Arabische Medien haben vor kurzem berichtet, daß Syrien und Rußland übereingekommen wären, einen zusätzlichen Hafen an der syrischen Küste einzurichten, um das Tempo der syrischen Aufrüstung zu beschleunigen.

Gegenwärtig befindet sich Assads Armee im Rückzug aus der strategischen Provinz Idlib. Vor wenigen Tage erst hat ein Kommando der Jaesh Al Fatah (eine Koalition oder Rebellengruppen einschließlich Jabhat al-Nusra) erfolgreich den Militärflugplatz Abu Ḑuhūr in der Provinz Iblib im Südwesten Syriens eingenommen. Christliche Bewohner der Gegend seien mit den letzten verbliebenen Alawiten Bantustans entlang der Küste geflohen.

Die Türken haben sich als sprunghaft und irrational in Bezug auf ihre Bombenangriffe erwiesen. Es kann nicht ausgeschlossen werden, daß Erdogan davon überzeugt ist, in der Lage zu sein die Führungsrolle zu übernehmen, um die Russen zu provozieren, die, wenn sie dann reagieren, einen Angriff gegen NATO-Streitkräfte beginnen würden. Immerhin haben die Türken bereits damit begonnen eine „Muslim Brigade“ in der Ukraine aus ISIS-Terroristen zu schaffen, die gegen Russland in einer Reihe von Orten kämpft.
Alle diese Situationen könnten möglicherweise zu einem katastrophalen Krieg führen.
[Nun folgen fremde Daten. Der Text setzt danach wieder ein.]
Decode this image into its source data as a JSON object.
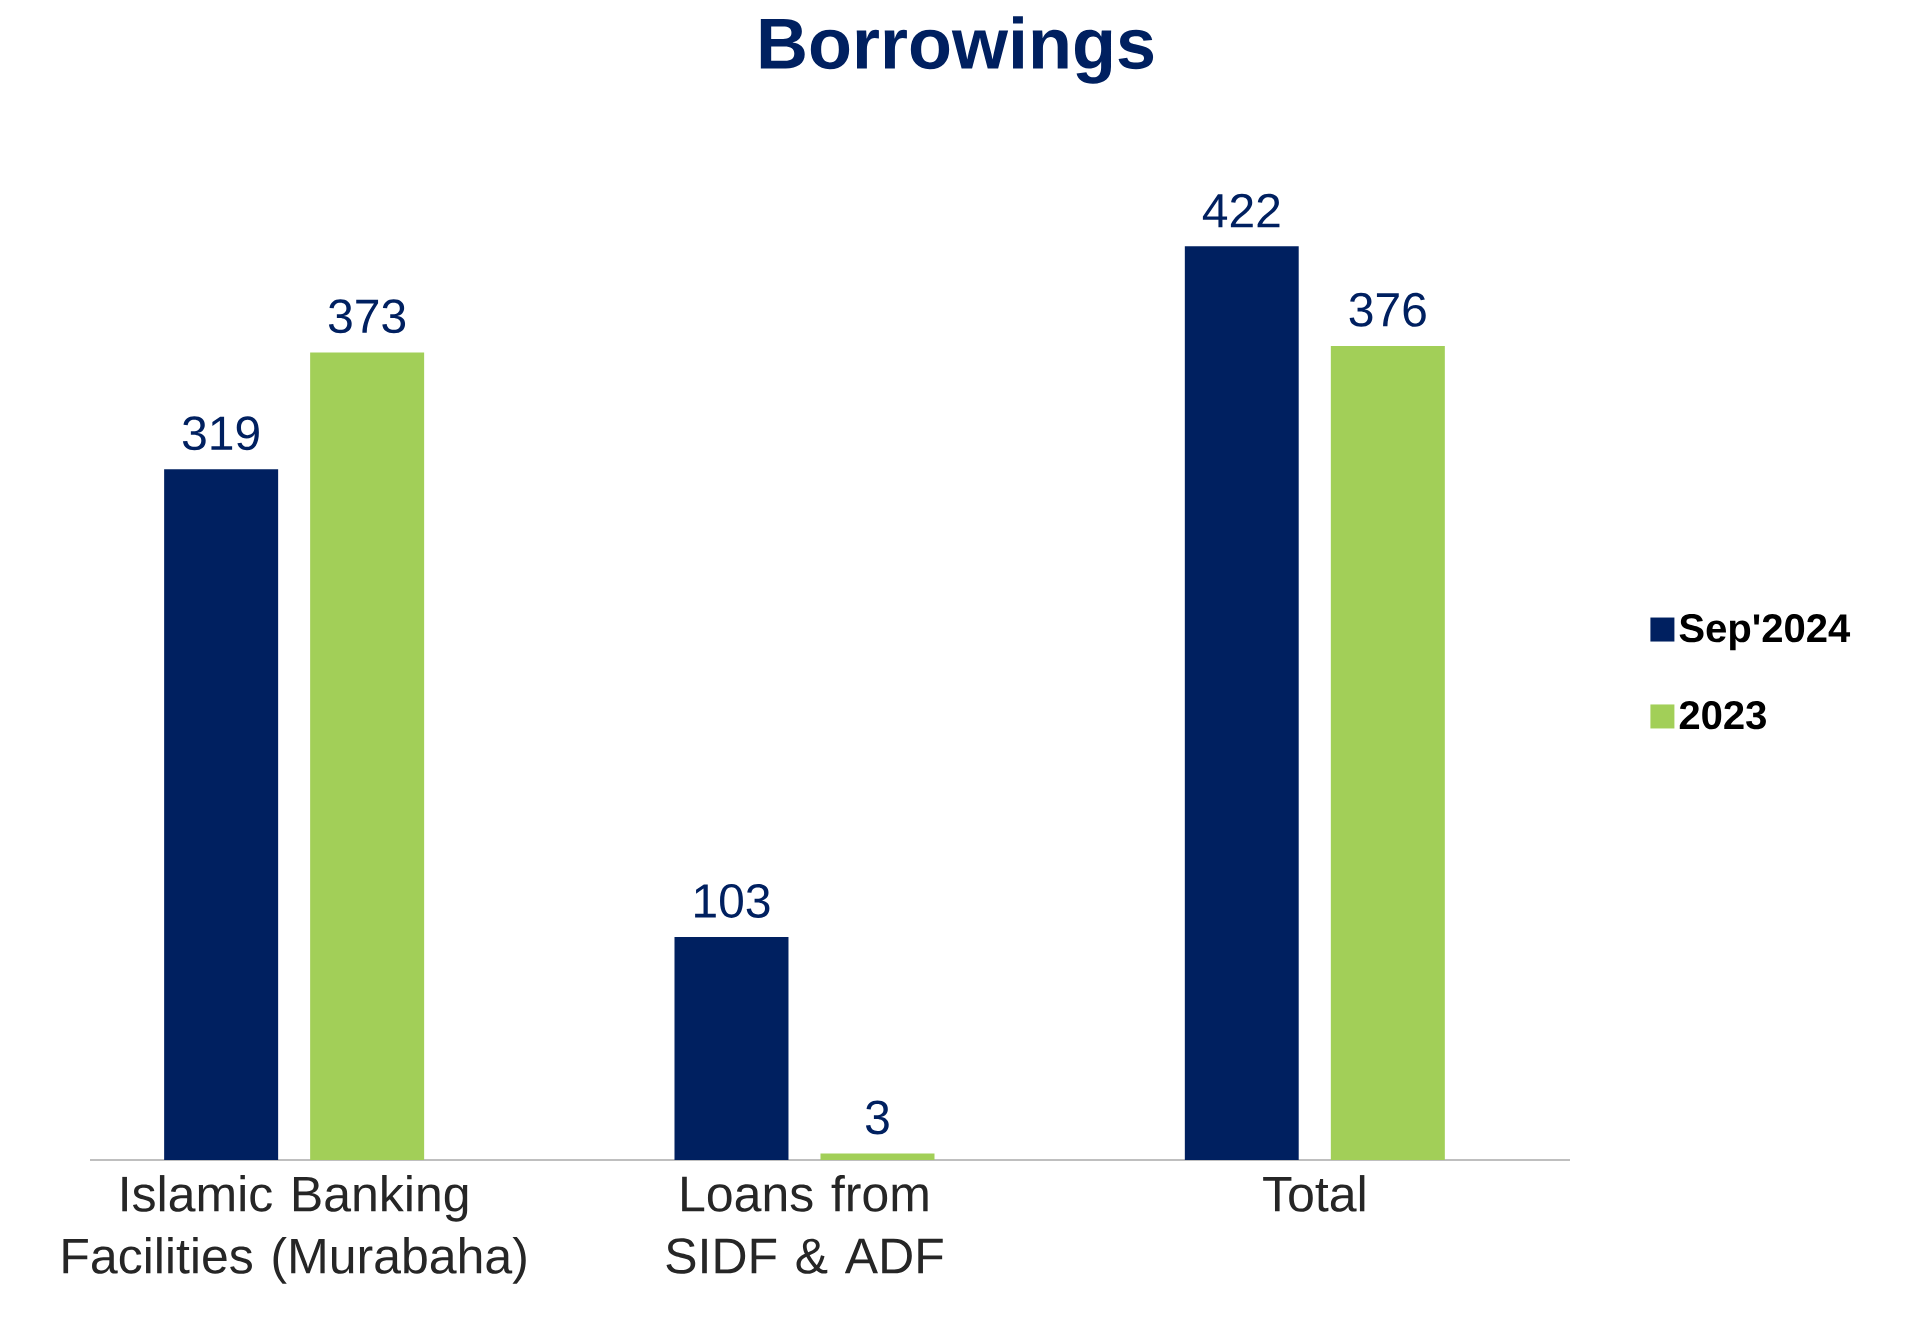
{
  "chart_data": {
    "type": "bar",
    "title": "Borrowings",
    "categories": [
      "Islamic Banking Facilities (Murabaha)",
      "Loans from SIDF & ADF",
      "Total"
    ],
    "series": [
      {
        "name": "Sep'2024",
        "color": "#002060",
        "values": [
          319,
          103,
          422
        ]
      },
      {
        "name": "2023",
        "color": "#a2cf58",
        "values": [
          373,
          3,
          376
        ]
      }
    ],
    "data_labels": true,
    "legend": "right"
  }
}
Anmerkung von www.konjunktion.info: Turbeville schreibt zu recht im vorletzten Absatz davon, daß bislang nur eine Nachrichtenagentur diesen Sachverhalt bekannt gemacht hat. Daher ist es wichtig, kritisch an diese Meldung heranzugehen, könnte sie doch auch der Versuch sein Russland erneut zu diskretitieren und als „Kriegstreiber in Syrien“ zu diffamieren. Ich habe trotzdem diesen Artikel übersetzt und veröffentlicht, um zu zeigen, dass sich die Situation in Syrien keineswegs verbessert hat und sich jederzeit verschärfen kann – weg von einem Stellvertreterkrieg, bis hin zu offenen Kampfhandlungen zwischen der NATO und Rußland.

Der Krieg um Syrien könnte demzufolge in Kürze in ein neues Stadium treten, das sich durchaus zu einer größeren Auseinandersetzung über die bisherigen Grenzen hinaus entwickeln könnte.

Mit einem weiteren Ansturm syrischer Flüchtlinge auf die Bundesrepublik ist damit zu rechnen. Es ist zu fürchten, daß die Millionenschwelle noch in diesem Jahr bei weitem überschritten wird.